2.  Obama et Kerry ont gommé la mention “n’importe quand en n’importe quel endroit) qui qualifiait les inspections impromptues d’installations nucléaires suspectes, comme celles mandatées par le Protocole additionnel signé par l’Iran. Ils acceptent désormais que les inspecteurs internationaux doivent d’abord soumettre une requête à une “Commission Iranienne” (et donc même pas une Commission Américano-Iranienne) pour obtenir par avance des autorisations d’inspecter des installations nucléaires.

 

Cela laisserait donc Téhéran totalement libre d’approuver, d’interdire ou de reporter cette autorisation d’inspecter, le temps de “nettoyer” un lieu problématique…

3.  Washington est revenue en arrière, quant à sa précécente insistance sur le fait d’alléger les sanctions en fonction de la conformité démontrée par l’Iran envers ses obligations, dans le cadre de l’accord final. Après que Téhéran a contrecarré cette mesure par l’exigence queles sanctions soient immédiatement levées dès la signature de l’accord, l’Administration Obama a accepté de la supprimer en trois étapes :

a)   Juste après que l’accord soit signé.

b) Après ratification de l’accord par le Congrès américain et le Majlis iranien. On prévoit que ce processus pourrait se dérouler vers la fin de l’année 2015 et qu’ainsi l’Iran bénéficiera de deux pactoles se comptant par plusieurs milliards de dollars net, cette année, sans qu’on lui demande de se conformer à aucune obligation relative à la signature.

Obama compte sur le soutien de 34 sénateurs américains.

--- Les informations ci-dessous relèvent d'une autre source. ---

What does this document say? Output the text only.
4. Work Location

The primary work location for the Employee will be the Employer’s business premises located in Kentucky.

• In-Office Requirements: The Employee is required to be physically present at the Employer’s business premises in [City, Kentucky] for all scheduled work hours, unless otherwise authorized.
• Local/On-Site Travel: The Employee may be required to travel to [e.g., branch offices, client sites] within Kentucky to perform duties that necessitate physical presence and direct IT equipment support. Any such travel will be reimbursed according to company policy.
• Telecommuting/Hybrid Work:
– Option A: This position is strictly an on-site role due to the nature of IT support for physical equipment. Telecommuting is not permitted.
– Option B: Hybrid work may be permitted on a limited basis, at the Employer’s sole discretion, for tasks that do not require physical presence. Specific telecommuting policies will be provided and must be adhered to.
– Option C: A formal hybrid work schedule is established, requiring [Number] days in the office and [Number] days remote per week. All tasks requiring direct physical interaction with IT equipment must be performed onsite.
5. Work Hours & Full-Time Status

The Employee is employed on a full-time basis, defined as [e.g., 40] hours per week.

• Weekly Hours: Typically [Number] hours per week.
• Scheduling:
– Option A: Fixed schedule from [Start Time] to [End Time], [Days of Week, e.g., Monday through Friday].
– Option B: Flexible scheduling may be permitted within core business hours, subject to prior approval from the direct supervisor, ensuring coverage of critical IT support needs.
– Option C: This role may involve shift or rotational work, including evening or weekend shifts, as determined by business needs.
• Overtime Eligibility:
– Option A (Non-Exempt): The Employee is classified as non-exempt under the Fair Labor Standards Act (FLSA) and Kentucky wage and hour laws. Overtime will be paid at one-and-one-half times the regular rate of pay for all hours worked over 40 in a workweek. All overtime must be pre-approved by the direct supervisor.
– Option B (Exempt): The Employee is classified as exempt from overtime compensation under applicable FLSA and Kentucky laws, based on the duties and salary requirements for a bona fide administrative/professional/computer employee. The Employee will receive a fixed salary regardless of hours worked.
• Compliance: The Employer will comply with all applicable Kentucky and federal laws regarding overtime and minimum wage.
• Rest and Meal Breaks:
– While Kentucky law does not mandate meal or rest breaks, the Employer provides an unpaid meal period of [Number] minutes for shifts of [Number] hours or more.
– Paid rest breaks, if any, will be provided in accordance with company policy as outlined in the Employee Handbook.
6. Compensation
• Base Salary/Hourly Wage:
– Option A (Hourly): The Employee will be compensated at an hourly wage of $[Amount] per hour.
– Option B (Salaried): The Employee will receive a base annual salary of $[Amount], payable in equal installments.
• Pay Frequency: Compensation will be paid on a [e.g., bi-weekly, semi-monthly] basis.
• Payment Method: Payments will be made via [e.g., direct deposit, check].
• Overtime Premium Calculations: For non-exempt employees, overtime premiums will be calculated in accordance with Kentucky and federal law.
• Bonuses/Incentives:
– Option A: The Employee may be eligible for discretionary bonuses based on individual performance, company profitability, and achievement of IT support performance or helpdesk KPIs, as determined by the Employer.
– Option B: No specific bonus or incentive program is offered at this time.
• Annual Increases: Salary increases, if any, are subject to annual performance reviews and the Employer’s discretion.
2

En tout cas, les Congrès n’a pas, à lui seul, le pouvoir de rejeter ou de reporter l’effictivité de l’accord.

c)  Toutes les sanction,s subsistantes dès que la mise en peuvre de l’accord commencera.

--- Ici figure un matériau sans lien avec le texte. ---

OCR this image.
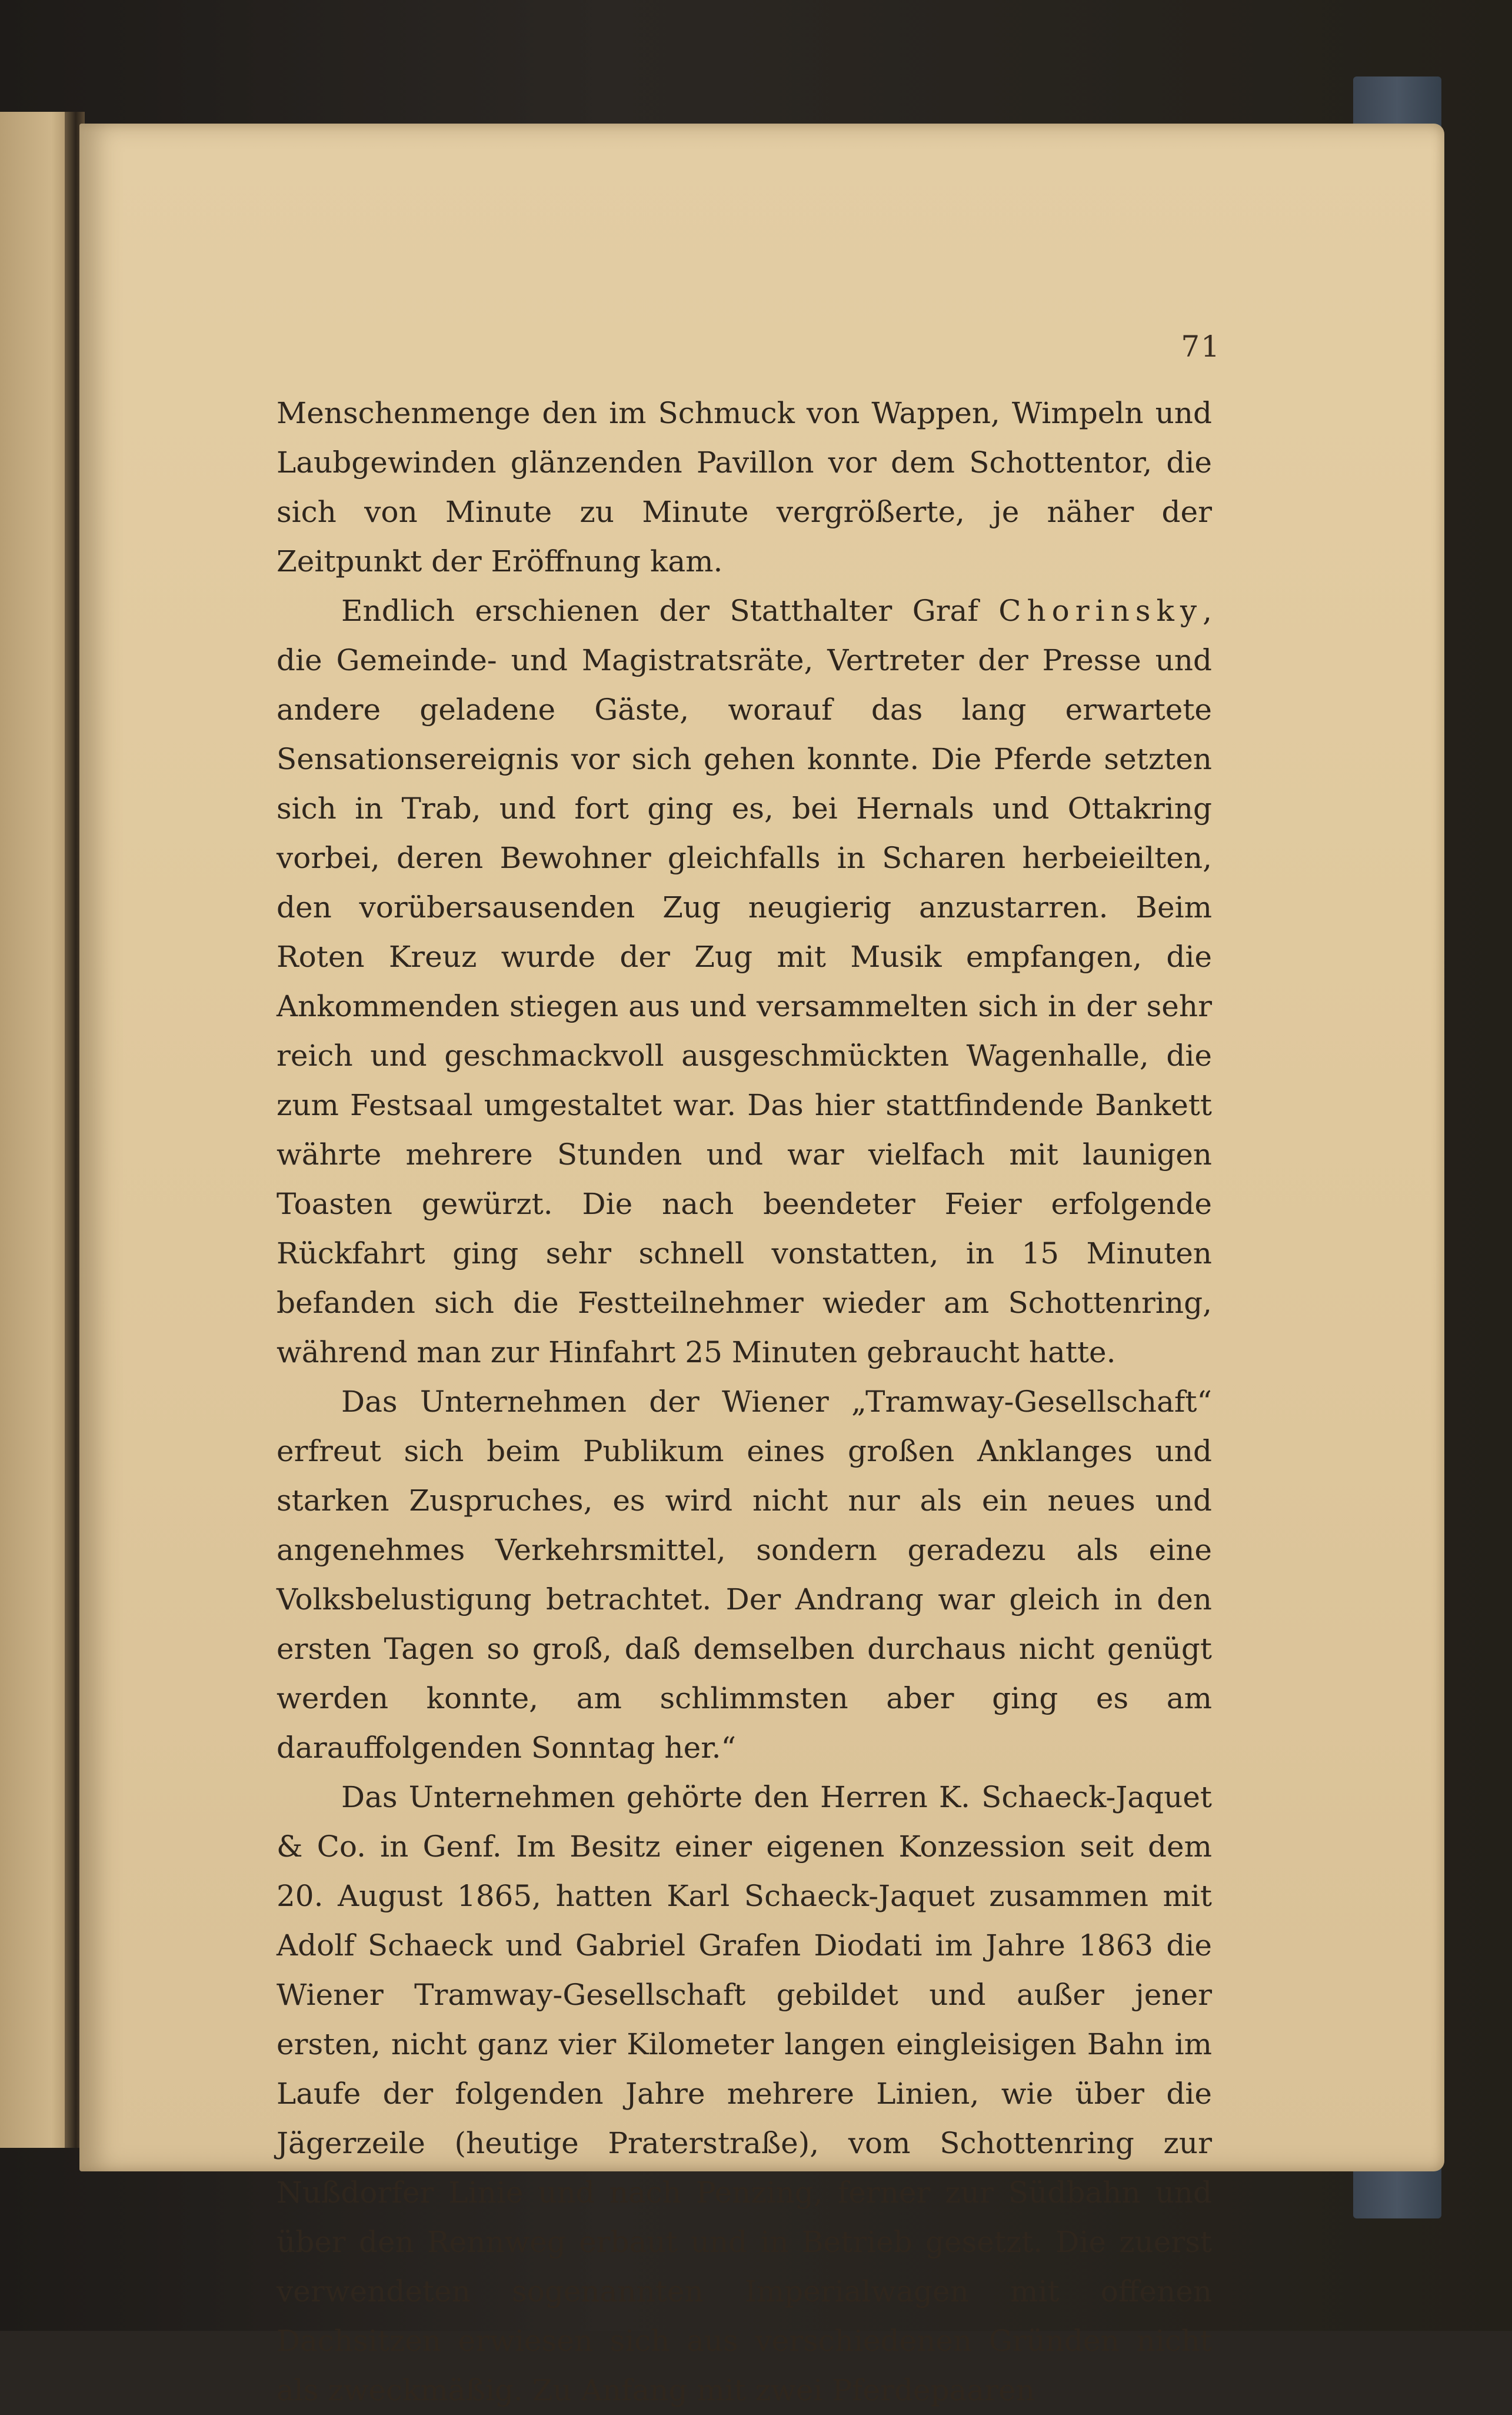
71

Menschenmenge den im Schmuck von Wappen, Wimpeln und Laubgewinden glänzenden Pavillon vor dem Schottentor, die sich von Minute zu Minute vergrößerte, je näher der Zeitpunkt der Eröffnung kam.

Endlich erschienen der Statthalter Graf Chorinsky, die Gemeinde- und Magistratsräte, Vertreter der Presse und andere geladene Gäste, worauf das lang erwartete Sensationsereignis vor sich gehen konnte. Die Pferde setzten sich in Trab, und fort ging es, bei Hernals und Ottakring vorbei, deren Bewohner gleichfalls in Scharen herbeieilten, den vorübersausenden Zug neugierig anzustarren. Beim Roten Kreuz wurde der Zug mit Musik empfangen, die Ankommenden stiegen aus und versammelten sich in der sehr reich und geschmackvoll ausgeschmückten Wagenhalle, die zum Festsaal umgestaltet war. Das hier stattfindende Bankett währte mehrere Stunden und war vielfach mit launigen Toasten gewürzt. Die nach beendeter Feier erfolgende Rückfahrt ging sehr schnell vonstatten, in 15 Minuten befanden sich die Festteilnehmer wieder am Schottenring, während man zur Hinfahrt 25 Minuten gebraucht hatte.

Das Unternehmen der Wiener „Tramway-Gesellschaft“ erfreut sich beim Publikum eines großen Anklanges und starken Zuspruches, es wird nicht nur als ein neues und angenehmes Verkehrsmittel, sondern geradezu als eine Volksbelustigung betrachtet. Der Andrang war gleich in den ersten Tagen so groß, daß demselben durchaus nicht genügt werden konnte, am schlimmsten aber ging es am darauffolgenden Sonntag her.“

Das Unternehmen gehörte den Herren K. Schaeck-Jaquet & Co. in Genf. Im Besitz einer eigenen Konzession seit dem 20. August 1865, hatten Karl Schaeck-Jaquet zusammen mit Adolf Schaeck und Gabriel Grafen Diodati im Jahre 1863 die Wiener Tramway-Gesellschaft gebildet und außer jener ersten, nicht ganz vier Kilometer langen eingleisigen Bahn im Laufe der folgenden Jahre mehrere Linien, wie über die Jägerzeile (heutige Praterstraße), vom Schottenring zur Nußdorfer Linie und nach Penzing, ferner zur Südbahn und über den Rennweg erbaut und in Betrieb gesetzt. Die zuerst verwendeten sogenannten Imperialwagen mit offenen Dachsitzen erwiesen sich aus verschiedenen Gründen nicht als zweckmäßig. Zu Anfang mit zwei Pferdepaaren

Il ne reste, par conséquent, absolument rien des promesses initiales des Etats-Unis d’Amérique, de faire dépendre l’allègement des sanctions de la conformation de l’Iran à ses engagements, ni des engagements solennels du Président Obama de remettre en marche les sanctions chaque fois que l’Iran commettrait une violation de l’accord. L’AIEA est virtuellement neutralisée et rendue inutile…

 

DEBKAfile Reportage Exclusif  29 juin 2015, 12:34 PM (IDT)

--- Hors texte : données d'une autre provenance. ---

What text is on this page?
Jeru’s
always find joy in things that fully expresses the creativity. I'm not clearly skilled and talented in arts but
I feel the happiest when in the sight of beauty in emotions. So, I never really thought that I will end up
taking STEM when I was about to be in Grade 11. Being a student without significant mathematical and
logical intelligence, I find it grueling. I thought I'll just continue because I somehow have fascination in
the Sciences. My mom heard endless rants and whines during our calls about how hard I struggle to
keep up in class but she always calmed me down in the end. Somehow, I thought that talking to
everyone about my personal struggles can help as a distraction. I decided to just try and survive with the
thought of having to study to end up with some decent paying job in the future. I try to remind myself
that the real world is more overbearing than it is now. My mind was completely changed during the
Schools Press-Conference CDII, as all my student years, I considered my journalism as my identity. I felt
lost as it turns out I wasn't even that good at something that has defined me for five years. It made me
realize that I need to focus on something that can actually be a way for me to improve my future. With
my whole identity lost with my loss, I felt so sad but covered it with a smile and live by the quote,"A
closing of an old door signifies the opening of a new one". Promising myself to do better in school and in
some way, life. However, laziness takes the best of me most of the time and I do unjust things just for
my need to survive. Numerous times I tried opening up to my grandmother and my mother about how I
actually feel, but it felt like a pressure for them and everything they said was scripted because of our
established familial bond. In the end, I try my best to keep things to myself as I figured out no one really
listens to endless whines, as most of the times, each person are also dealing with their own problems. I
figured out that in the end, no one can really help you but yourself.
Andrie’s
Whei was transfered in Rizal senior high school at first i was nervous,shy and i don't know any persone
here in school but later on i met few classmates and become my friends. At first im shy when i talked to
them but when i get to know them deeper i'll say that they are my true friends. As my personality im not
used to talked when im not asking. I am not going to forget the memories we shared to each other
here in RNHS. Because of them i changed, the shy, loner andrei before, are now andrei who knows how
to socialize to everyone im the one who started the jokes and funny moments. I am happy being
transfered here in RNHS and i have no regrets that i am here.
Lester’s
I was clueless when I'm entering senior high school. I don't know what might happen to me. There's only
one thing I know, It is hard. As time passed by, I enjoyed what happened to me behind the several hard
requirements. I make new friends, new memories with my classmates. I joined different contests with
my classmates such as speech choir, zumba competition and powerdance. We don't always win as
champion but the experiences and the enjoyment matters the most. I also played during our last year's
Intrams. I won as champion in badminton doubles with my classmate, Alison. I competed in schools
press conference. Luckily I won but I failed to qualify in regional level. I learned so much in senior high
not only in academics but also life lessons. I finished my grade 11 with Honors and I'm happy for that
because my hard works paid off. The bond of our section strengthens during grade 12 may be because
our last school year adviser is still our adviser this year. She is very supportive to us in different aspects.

Adaptation : Marc Brzustowski

 

1 COMMENT

  1. Qui est surpris, les USA n’avaient qu’un problème. L’opinion publique américaine. Elle est mûre pour avaler… Le but est de prendre l’Iran et faire l’arc de l’islam sous commandement USA et raflant tout le pétrole, finir l’Empire britannique, mettre a genou la Russie et lancer la révoltante agression de la Chine en utilisant le milliard et demi de musulmans avec enfin des bombes atomiques non américaines. Mais ça, vous n’êtes pas prêt à le dévoiler a vos lecteurs… Et je sais pourquoi. Faudra pas s’étonner si ce plan diabolique foire d’être considéré complice d’un retour de flamme islamique car on n’a jamais vu l’islam contre autre chose que les juifs ou l’Occident.